Photo Karollyne Hubert

À l’aune de 2023, que peut-on dire de l’innovation en Outre-mer, particulièrement aux Antilles-Guyane : où en est-on ?

C’est un vieux serpent de mer. Beaucoup d’argent est dépensé pour faire avancer les projets mais la question reste toujours entière. Hormis à La Réunion où le monde de la tech se développe bien, on est toujours en train de se demander où sont les pépites de nos territoires : nous accumulons un vrai retard en la matière.

Est-ce à dire que nos territoires ne sont innovants du tout ?

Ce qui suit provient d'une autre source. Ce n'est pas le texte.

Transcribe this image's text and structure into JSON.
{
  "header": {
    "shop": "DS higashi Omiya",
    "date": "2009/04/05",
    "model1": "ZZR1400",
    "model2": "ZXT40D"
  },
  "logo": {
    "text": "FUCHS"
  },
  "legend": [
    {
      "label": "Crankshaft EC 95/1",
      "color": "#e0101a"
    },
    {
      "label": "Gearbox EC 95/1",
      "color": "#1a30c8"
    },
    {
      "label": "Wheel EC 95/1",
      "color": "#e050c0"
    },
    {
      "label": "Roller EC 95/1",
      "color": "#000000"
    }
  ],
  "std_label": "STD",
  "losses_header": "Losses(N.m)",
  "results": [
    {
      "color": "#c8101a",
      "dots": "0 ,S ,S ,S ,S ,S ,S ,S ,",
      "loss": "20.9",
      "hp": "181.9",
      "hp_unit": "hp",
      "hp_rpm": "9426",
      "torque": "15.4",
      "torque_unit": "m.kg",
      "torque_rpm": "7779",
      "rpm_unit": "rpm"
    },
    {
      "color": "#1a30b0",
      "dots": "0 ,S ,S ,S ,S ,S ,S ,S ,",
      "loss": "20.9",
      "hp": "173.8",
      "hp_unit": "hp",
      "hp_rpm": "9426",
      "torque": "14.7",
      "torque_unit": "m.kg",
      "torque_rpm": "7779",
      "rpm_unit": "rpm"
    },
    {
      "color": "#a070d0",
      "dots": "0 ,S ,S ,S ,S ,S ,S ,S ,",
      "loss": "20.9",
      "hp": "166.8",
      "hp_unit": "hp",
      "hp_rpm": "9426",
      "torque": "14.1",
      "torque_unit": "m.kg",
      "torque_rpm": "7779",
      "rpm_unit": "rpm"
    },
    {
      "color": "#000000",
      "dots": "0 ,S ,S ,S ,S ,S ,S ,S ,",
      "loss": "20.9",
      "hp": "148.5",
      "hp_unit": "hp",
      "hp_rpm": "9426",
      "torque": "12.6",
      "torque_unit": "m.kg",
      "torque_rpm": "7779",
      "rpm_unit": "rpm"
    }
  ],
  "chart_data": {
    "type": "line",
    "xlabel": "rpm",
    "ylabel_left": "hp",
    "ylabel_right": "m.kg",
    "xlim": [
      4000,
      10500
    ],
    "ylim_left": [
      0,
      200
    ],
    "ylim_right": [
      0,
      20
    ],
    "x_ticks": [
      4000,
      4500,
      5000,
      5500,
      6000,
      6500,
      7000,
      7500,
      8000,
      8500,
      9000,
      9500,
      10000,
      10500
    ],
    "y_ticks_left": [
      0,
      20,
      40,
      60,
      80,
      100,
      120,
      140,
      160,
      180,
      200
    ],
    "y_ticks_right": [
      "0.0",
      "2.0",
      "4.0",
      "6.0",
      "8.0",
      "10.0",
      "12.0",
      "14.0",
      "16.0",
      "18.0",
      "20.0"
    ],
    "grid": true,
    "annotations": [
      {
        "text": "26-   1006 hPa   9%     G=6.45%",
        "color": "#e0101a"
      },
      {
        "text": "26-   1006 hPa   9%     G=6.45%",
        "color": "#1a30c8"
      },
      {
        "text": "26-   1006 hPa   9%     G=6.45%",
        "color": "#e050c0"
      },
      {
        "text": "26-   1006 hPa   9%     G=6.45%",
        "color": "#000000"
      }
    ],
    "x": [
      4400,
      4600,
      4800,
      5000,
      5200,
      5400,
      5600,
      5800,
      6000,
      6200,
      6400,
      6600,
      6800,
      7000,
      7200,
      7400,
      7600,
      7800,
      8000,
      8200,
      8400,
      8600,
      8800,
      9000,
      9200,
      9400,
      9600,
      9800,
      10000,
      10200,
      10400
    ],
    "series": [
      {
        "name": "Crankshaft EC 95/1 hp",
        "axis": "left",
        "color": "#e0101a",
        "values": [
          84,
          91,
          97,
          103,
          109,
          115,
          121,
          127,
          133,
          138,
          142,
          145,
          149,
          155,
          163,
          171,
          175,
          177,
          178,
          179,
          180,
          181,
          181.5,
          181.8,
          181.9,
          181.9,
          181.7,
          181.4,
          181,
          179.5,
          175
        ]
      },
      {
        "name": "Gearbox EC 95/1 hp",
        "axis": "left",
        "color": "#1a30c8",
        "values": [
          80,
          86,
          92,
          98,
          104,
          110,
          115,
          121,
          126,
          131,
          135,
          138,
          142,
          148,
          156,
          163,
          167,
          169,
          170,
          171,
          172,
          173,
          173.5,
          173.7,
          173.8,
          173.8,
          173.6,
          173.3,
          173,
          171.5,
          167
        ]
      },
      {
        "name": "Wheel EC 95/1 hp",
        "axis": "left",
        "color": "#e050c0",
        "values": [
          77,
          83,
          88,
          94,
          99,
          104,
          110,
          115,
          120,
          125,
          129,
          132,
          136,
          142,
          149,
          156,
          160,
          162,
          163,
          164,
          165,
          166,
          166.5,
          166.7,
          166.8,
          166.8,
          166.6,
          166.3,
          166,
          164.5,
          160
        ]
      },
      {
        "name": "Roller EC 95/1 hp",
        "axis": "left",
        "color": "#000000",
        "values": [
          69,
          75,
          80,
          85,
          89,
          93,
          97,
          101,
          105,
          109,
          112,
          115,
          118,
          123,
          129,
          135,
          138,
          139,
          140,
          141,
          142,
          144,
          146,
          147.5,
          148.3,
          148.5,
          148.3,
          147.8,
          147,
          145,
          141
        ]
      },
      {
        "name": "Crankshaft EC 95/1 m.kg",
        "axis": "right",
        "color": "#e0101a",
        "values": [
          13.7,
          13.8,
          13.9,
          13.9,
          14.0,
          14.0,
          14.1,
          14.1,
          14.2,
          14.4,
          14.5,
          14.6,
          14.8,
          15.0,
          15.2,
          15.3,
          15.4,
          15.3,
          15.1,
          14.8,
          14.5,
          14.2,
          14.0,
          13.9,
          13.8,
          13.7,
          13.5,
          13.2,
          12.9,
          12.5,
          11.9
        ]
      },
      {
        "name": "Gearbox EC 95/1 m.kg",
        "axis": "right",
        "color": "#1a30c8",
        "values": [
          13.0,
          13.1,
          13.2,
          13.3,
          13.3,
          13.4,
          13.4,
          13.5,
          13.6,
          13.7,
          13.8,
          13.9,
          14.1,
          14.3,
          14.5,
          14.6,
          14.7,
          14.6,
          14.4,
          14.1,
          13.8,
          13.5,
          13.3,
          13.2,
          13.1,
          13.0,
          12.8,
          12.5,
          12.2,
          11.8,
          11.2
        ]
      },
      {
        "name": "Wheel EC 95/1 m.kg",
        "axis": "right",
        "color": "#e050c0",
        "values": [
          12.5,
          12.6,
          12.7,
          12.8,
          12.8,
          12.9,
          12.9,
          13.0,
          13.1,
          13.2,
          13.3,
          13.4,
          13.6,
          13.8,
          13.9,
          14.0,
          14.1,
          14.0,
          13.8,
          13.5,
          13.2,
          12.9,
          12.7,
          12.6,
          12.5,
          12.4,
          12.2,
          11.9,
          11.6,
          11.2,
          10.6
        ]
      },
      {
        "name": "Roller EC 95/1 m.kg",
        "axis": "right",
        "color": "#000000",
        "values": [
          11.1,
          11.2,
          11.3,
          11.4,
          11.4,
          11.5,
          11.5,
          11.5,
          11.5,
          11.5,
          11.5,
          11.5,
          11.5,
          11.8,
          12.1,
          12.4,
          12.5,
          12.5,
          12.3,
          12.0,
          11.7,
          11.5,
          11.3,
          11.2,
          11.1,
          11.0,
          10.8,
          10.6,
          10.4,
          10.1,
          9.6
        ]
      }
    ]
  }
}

Aux Antilles, on est sur un territoire que l’on dit pudiquement à fort potentiel. Mais force est de constater qu’entre le potentiel et sa transformation en entreprises efficientes, il y a un fossé que peu de structures ont réussi à passer. La tech, chez nous, demeure ambivalente : la dernière grande success story, c’est celle du compte Nickel, par exemple.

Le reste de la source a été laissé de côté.